Note: The ^-in [] does not have any special meaning. It can be placed behind the content in.
'[^ A-z \.! ^-] 'Indicates no lower-case letters, no. No !, No space, no-string. Note that there is a small space in.

In addition, the reverse selection in shell is [! Range], which is [^ range] in the regular expression.

2. Extended Regular Expression

The extended regular expression adds several special components to the basic regular expression.
It makes some operations more convenient.
For example, if we want to remove blank rows and rows whose first line is #, we will use the following:
Woody @ xiaoc :~ /Tmp $ grep-v '^ $ 'regular_express.txt | grep-V' ^ #'
"Open Source" is a good mechanic to develop programs.
Apple is my favorite food.
Football game is not use feet only.
This dress doesn' t fit me.
............

However, it is much easier to use egrep and extended special symbols that support extended regular expressions.
Note that grep only supports basic expressions, while egrep supports extensions.
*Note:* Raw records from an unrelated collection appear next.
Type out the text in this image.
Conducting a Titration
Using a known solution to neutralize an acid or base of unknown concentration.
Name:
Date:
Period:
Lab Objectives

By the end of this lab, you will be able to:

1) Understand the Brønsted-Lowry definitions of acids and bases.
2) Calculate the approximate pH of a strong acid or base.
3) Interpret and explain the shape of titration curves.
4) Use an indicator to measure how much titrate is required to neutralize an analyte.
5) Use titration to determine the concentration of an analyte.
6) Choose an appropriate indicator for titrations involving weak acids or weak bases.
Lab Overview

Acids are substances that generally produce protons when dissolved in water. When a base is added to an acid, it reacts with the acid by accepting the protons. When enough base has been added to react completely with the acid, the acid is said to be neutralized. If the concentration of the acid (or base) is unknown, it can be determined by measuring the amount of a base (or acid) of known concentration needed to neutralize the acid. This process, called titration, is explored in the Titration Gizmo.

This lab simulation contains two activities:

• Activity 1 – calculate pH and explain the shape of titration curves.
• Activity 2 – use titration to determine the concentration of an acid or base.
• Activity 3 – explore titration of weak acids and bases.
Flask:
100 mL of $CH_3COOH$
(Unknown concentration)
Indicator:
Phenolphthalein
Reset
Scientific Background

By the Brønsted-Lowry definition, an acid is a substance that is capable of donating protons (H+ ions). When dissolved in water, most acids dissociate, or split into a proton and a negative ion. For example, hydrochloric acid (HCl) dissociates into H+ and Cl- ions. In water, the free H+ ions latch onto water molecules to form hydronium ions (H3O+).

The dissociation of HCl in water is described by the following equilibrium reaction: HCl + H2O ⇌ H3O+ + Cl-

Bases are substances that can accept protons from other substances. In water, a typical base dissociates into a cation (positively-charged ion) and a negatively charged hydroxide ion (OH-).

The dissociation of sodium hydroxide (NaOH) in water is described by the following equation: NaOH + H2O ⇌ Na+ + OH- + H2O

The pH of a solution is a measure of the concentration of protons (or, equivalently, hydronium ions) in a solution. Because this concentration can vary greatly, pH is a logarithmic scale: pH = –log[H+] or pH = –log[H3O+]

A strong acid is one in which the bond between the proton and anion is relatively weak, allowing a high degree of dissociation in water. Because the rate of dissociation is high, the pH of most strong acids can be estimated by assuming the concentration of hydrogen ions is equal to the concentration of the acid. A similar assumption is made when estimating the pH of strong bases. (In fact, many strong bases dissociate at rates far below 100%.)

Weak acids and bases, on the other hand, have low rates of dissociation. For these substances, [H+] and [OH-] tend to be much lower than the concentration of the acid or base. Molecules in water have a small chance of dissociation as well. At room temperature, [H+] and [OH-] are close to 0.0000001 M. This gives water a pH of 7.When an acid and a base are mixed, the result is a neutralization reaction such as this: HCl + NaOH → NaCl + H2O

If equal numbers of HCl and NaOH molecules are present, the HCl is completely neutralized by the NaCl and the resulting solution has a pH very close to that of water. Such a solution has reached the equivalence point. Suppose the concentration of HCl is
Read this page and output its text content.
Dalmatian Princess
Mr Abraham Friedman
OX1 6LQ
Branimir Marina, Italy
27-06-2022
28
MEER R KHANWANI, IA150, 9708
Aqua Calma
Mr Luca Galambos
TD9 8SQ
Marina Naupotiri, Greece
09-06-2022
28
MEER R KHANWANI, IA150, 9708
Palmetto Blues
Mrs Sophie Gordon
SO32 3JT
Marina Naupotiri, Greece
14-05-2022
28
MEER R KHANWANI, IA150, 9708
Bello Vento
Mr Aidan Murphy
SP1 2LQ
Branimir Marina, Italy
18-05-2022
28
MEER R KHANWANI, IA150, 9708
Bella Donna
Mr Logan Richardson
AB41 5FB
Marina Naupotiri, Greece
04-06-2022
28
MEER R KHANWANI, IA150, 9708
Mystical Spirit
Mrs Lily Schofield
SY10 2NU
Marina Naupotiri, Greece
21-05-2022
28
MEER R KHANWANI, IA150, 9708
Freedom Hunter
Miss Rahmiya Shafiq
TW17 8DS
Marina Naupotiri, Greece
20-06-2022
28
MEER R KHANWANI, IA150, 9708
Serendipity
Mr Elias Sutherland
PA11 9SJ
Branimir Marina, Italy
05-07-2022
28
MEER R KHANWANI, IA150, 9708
In fact, egrep is the alias of grep-E. Therefore, grep-E supports extended regular expressions.
So:
Woody @ xiaoc :~ /Tmp $ egrep-v
'^ $ | ^ #' Regular_express.txt
"Open Source" is a good mechanic to develop programs.
Apple is my favorite food.
Football game is not use feet only.
This dress doesn' t fit me.
....................
Here | represents the or relationship. It is a string that meets the conditions of ^ $ or ^.

Here are several extended special symbols:
+, Similar to. *, indicates one or more repeated characters.
?, Similar to. *, it indicates 0 or one character.
|, Or relationship. For example, 'gd | good | dog' indicates a string with gd, good, or dog.
() To combine part of the content into a unit group. For example, to search for gglad or good, You Can 'G (la | oo) D' like this'
() The advantage is that it can be used for groups +? .
For example, if you want to search for at least one (xyz) string at the beginning and end of A and C, you can: 'A (xyz) + C'
From: http://apps.hi.baidu.com/share/detail/34694903

Contact Us

The content source of this page is from Internet, which doesn't represent Alibaba Cloud's opinion; products and services mentioned on that page don't have any relationship with Alibaba Cloud. If the content of the page makes you feel confusing, please write us an email, we will handle the problem within 5 days after receiving your email.

If you find any instances of plagiarism from the community, please send an email to: info-contact@alibabacloud.com and provide relevant evidence. A staff member will contact you within 5 working days.

A Free Trial That Lets You Build Big!

Start building with 50+ products and up to 12 months usage for Elastic Compute Service

  • Sales Support

    1 on 1 presale consultation

  • After-Sales Support

    24/7 Technical Support 6 Free Tickets per Quarter Faster Response

  • Alibaba Cloud offers highly flexible support services tailored to meet your exact needs.